L’iniziativa offre anche un servizio per le imprese italiane che intendono entrare nel mercato africano: l’azienda paga una borsa di studio e E4impact identifica alcuni candidati. L’impresa italiana seleziona il più adatto che realizza l’analisi di mercato e il business plan secondo le indicazioni fornite dall’impresa stessa.
Un’ultima annotazione chiarisce il valore di questo progetto in un contesto più ampio. L’Africa sta vivendo un’epoca di neo-colonialismo. Le grandi potenze economiche mondiali sono da tempo tornate per impadronirsi delle materie prime. Lo fanno spesso distruggendo l’ambiente, senza favorire sviluppo sul territorio, senza vantaggio per le popolazioni locali. Per difendere la loro egemonia, inoltre, promuovono sanguinose guerre per interposto Stato.
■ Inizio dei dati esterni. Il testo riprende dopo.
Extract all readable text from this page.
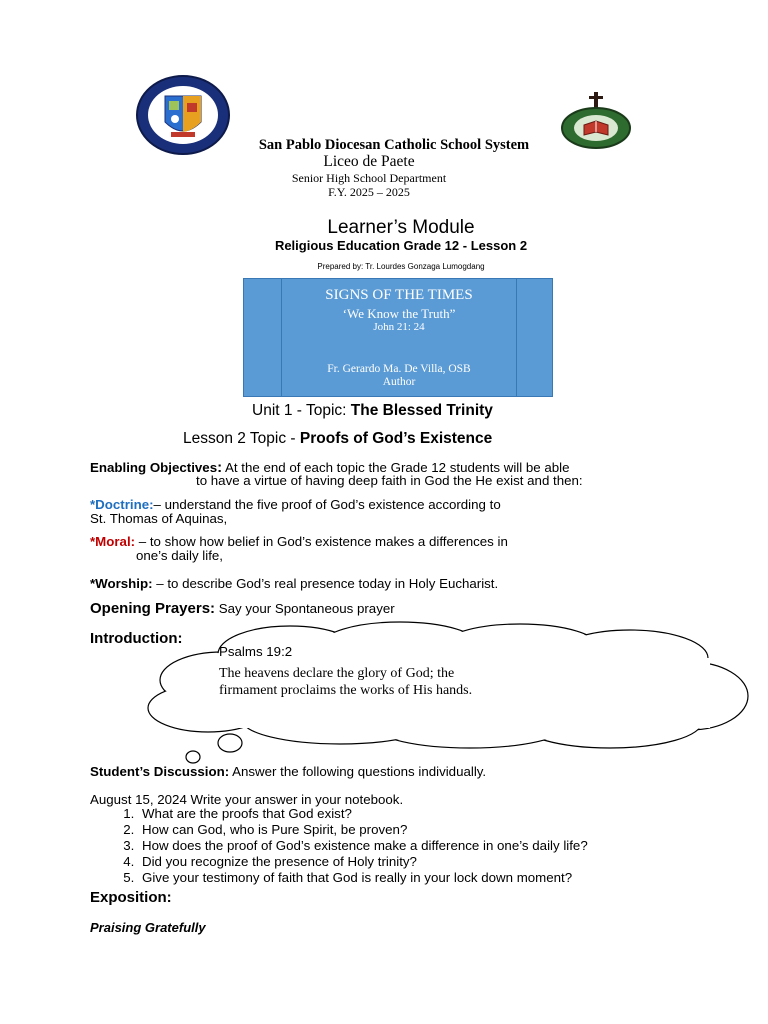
San Pablo Diocesan Catholic School System
Liceo de Paete
Senior High School Department
F.Y. 2025 – 2025
Learner’s Module
Religious Education Grade 12 - Lesson 2
Prepared by: Tr. Lourdes Gonzaga Lumogdang
SIGNS OF THE TIMES
‘We Know the Truth”
John 21: 24
Fr. Gerardo Ma. De Villa, OSB
Author
Unit 1 - Topic: The Blessed Trinity
Lesson 2 Topic - Proofs of God’s Existence
Enabling Objectives: At the end of each topic the Grade 12 students will be able
to have a virtue of having deep faith in God the He exist and then:
*Doctrine:– understand the five proof of God’s existence according to
St. Thomas of Aquinas,
*Moral: – to show how belief in God’s existence makes a differences in
one’s daily life,
*Worship: – to describe God’s real presence today in Holy Eucharist.
Opening Prayers: Say your Spontaneous prayer
Introduction:
Psalms 19:2
The heavens declare the glory of God; the
firmament proclaims the works of His hands.
Student’s Discussion: Answer the following questions individually.
August 15, 2024 Write your answer in your notebook.
1. What are the proofs that God exist?
2. How can God, who is Pure Spirit, be proven?
3. How does the proof of God’s existence make a difference in one’s daily life?
4. Did you recognize the presence of Holy trinity?
5. Give your testimony of faith that God is really in your lock down moment?
Exposition:
Praising Gratefully
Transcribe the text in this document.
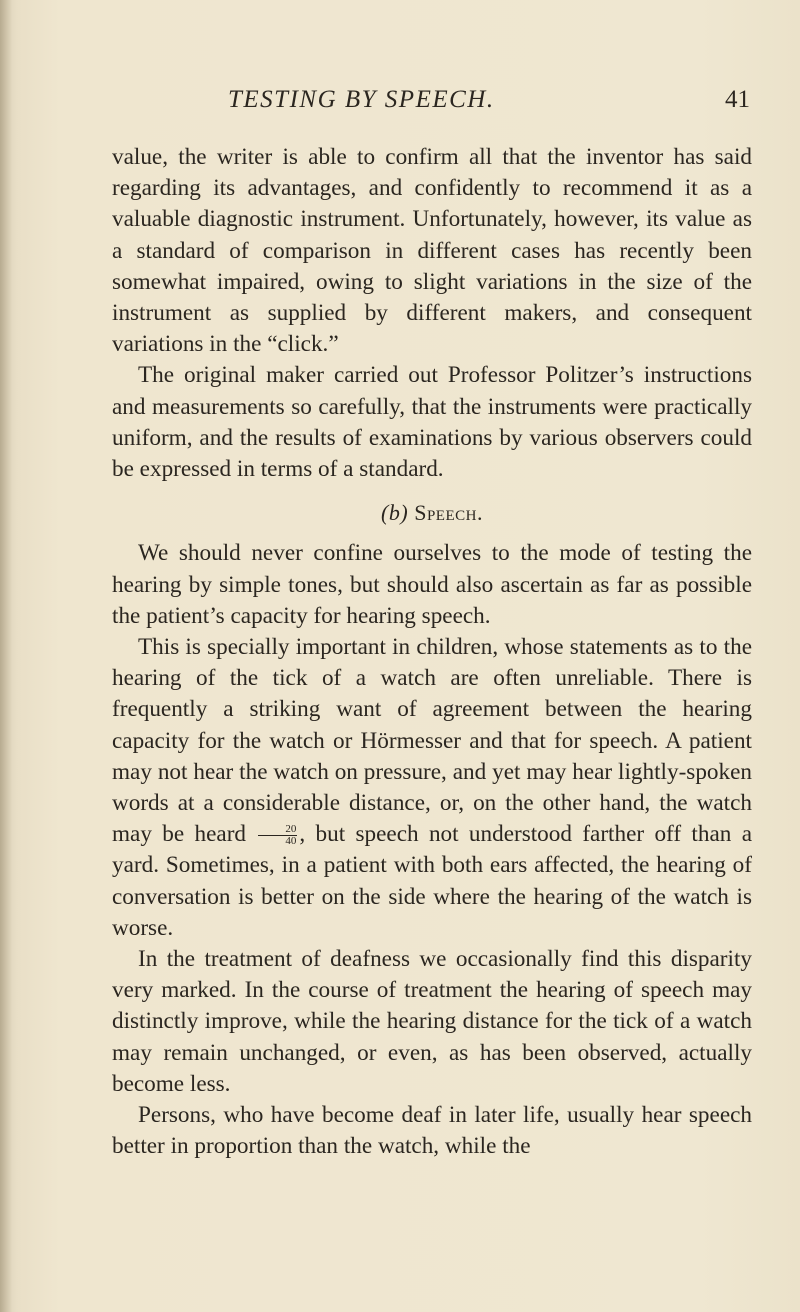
TESTING BY SPEECH.	41

value, the writer is able to confirm all that the inventor has said regarding its advantages, and confidently to recommend it as a valuable diagnostic instrument. Unfortunately, however, its value as a standard of comparison in different cases has recently been somewhat impaired, owing to slight variations in the size of the instrument as supplied by different makers, and consequent variations in the “click.”

The original maker carried out Professor Politzer’s instructions and measurements so carefully, that the instruments were practically uniform, and the results of examinations by various observers could be expressed in terms of a standard.

(b) Speech.

We should never confine ourselves to the mode of testing the hearing by simple tones, but should also ascertain as far as possible the patient’s capacity for hearing speech.

This is specially important in children, whose statements as to the hearing of the tick of a watch are often unreliable. There is frequently a striking want of agreement between the hearing capacity for the watch or Hörmesser and that for speech. A patient may not hear the watch on pressure, and yet may hear lightly-spoken words at a considerable distance, or, on the other hand, the watch may be heard $\frac{20}{40}$ , but speech not understood farther off than a yard. Sometimes, in a patient with both ears affected, the hearing of conversation is better on the side where the hearing of the watch is worse.

In the treatment of deafness we occasionally find this disparity very marked. In the course of treatment the hearing of speech may distinctly improve, while the hearing distance for the tick of a watch may remain unchanged, or even, as has been observed, actually become less.

Persons, who have become deaf in later life, usually hear speech better in proportion than the watch, while the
Gli aiuti internazionali vanno in gran parte a governanti che li usano per le loro “cricche” e per comprare le armi. Gli Stati si indebitano sempre più e aumenta la povertà. Grandi masse di persone vanno a popolare le bidonville delle megalopoli, cresce un’emigrazione forzata di profughi dei conflitti e di chi non ha più niente da mangiare, anche perché i poveri campi sono confiscati da multinazionali per una agricoltura intensiva, come avveniva in Europa nel 1700 con la recinzione delle campagne. Aumenta la rabbia, la disperazione, la disuguaglianza, l’ignoranza e con esse il fondamentalismo religioso e politico.
E4impact rappresenta una novità fondamentale: un modello di rapporto tra Paesi in grado di potenziarne lo sviluppo locale esaltando il protagonismo delle popolazioni. Viene in mente il suggerimento che diede don Luigi Giussani quando esortò a cominciare la Compagnia delle opere: dimostrare che è possibile uno sviluppo basato sull’educazione delle persone non isolate, fatto di istruzione e lavoro, e fondato sulla collaborazione sussidiaria tra profit e non profit, tra paesi ricchi e quelli in via di sviluppo. Un esempio che potrebbe valere anche per grandi iniziative, se si pensa a quanto fece Enrico Mattei che, a differenza delle “Sette sorelle”, fece crescere l’Eni in partnership (al 50%) con gli Stati africani nello sfruttamento delle risorse naturali. Lui pagò per questo con la vita, ma, come sta facendo oggi E4impact, segnò la strada ancora realistica e possibile al vero sviluppo.